Poet Dike Chukwumerije has made history with his Made In Nigeria poetry performances that have continually broken the assumption that poetry does not sell or cannot be sold to audiences in Nigeria. Two days ago, on October 1 and 2, in commemoration of Nigeria’s Independence anniversary, the phenomenal Dike Chukwumerije got poetry lovers to pay and excitedly watch him and his MIN crew dramatize the history of Nigeria through poetry at Merit House, Abuja.

However, becoming a jinx breaker and a trailblazer like Chukwumerije has done with the commercialization of poetry in Nigeria comes with tremendous focus and discipline. It takes uncommon guts and grit to succeed in breaking new grounds like Chukwumerije has done with his poetry show.

Dike Chukwumerije very much attested to this in a review of his shows to date posted on his facebook timeline which he titled: HOW TO CREATE A SHOW ON A SHOE STRING BUDGET. We publish it here with his permission.  

I had grand visions for MADE IN NIGERIA. For one, I wanted an interactive screen behind me that would play scenes from the decades, to echo my poetry. But I could not afford it. So, I thought, ‘Make do’. What I had was a city full of brilliant artists. So, I approached one of them, Obi Nwaegbe, to paint me a canvas – that was as big as my dreams – so I could hang it on the wall behind me, and it too could speak with me, as eloquently as plasma screens.

You have to think in these ways when you do not have sponsors, when the money for your shows is what you have left after you’ve paid school fees, and stocked up on food, and fuelled your car, and saved for the rainy day. So there was no stage manager. No. I couldn’t afford one. So, everyone had to do more than one thing. So, yes, there was a stage manager. But he had to set up, and dance, and act as well. You see? We all had to. It was the only way to bring costs within touching distance of revenues.

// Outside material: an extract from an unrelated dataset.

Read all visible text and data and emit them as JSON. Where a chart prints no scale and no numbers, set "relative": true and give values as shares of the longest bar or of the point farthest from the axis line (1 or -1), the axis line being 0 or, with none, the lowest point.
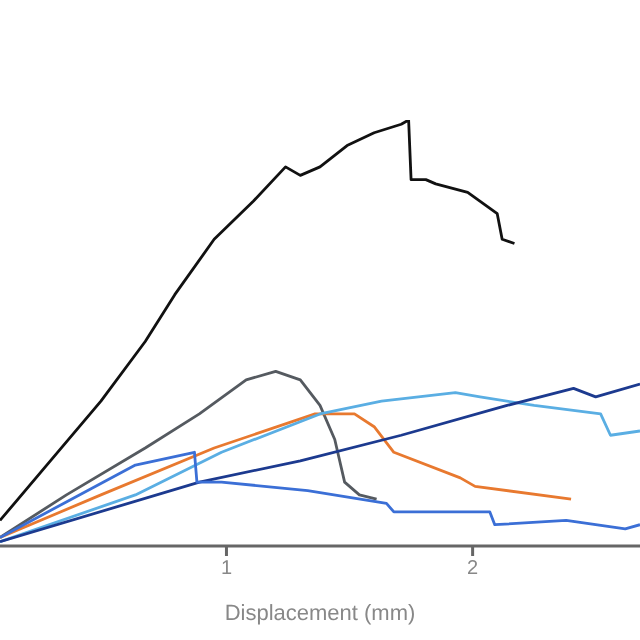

Because theatre is tough enough anywhere. Here? No matter the price you put on your ticket, someone will ask you for a free one. So, you stay up at night thinking of ways to drive down expenses but hold up quality. For instance, if you have a scene where you transition from school boy, to old man, to colonial civil servant live on stage – how many items of clothing can you afford to make the costumes work? Me? Just 2. True. I remember the headaches it gave me keeping the costumes budget on that shoe string.

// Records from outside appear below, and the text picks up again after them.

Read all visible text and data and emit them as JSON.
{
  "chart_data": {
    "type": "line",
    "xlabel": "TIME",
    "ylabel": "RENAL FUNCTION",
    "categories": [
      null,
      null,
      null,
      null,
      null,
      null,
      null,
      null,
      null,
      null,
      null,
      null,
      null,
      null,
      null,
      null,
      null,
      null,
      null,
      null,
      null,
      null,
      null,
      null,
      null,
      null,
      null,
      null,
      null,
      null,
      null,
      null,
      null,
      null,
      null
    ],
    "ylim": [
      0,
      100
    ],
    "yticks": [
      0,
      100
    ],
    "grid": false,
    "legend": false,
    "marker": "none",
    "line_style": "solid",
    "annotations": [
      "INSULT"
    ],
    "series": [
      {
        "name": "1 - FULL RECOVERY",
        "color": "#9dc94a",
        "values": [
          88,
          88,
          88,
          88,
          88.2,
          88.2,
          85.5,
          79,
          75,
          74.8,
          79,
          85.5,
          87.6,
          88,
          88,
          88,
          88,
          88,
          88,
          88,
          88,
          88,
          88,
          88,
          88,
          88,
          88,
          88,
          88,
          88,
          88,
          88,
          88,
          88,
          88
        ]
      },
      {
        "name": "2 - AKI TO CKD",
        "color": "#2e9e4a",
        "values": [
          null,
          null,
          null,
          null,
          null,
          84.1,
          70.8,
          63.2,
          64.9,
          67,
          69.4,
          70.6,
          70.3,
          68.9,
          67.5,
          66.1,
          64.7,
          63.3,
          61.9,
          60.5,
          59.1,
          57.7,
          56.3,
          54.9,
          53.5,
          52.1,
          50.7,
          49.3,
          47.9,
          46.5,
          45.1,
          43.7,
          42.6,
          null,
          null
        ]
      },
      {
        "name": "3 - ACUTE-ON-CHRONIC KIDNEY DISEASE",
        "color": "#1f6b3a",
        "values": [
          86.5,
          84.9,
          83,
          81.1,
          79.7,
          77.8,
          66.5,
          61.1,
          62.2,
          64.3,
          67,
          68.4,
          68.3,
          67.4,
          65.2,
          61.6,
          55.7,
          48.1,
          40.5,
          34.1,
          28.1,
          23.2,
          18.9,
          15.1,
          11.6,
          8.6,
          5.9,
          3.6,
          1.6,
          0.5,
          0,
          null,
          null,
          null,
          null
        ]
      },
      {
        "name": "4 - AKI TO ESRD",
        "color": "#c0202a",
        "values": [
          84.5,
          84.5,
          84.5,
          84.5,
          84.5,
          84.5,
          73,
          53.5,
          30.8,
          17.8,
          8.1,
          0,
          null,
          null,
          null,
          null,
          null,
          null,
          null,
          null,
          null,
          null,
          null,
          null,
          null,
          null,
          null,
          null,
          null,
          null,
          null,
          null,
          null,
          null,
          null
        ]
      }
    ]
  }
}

For knowing I did not have the funds to compete on packaging, I decided from the very beginning to locate my own USP elsewhere. In something that – without lights and high-end sound – could work, something you could stand up on stage in a two-bit costume and still induce a sense of wow. So, I went for the story. Because a good story is virtual reality. Tell it well enough, and the people listening to you exit the real world of that run-down theatre space and enter the glittering one of your imagination. You know? That is all it takes to entertain. Like we used to do when NEPA took light and we told tall tales around kerosene lamps. Rough around the edges, yes, but still with that ethereal glow.

So, working with people like this – with lots of talent but very little elbow room – we turned neglected stage after neglected stage into moving scenes from Nigerian history. Every song, every dance, every movement meticulously thought through, because the difference between profit and loss was always that narrow, so nothing on stage could be a luxury. So, I know now what to tell you if you’re looking to save money on a theatre production. Ready? Invest in a team of people who are as hungry as you are to express themselves no matter what. For, truly, passion is not only priceless, it goes a step further to find remarkable ways of saving you money.

This is how we did it. So, let me tell you, if anybody ever asks you if you know any poet in Nigeria with a collection of 20 poems who has in one night of reading made up to N1m in sales, tell them you do. This is not a boast. It’s just a recognition that no one is telling my story. So, here I am telling it. Keep walking. This is what I tell myself. For I have not yet executed my vision perfectly. And so, and so, it keeps calling me. Keep walking.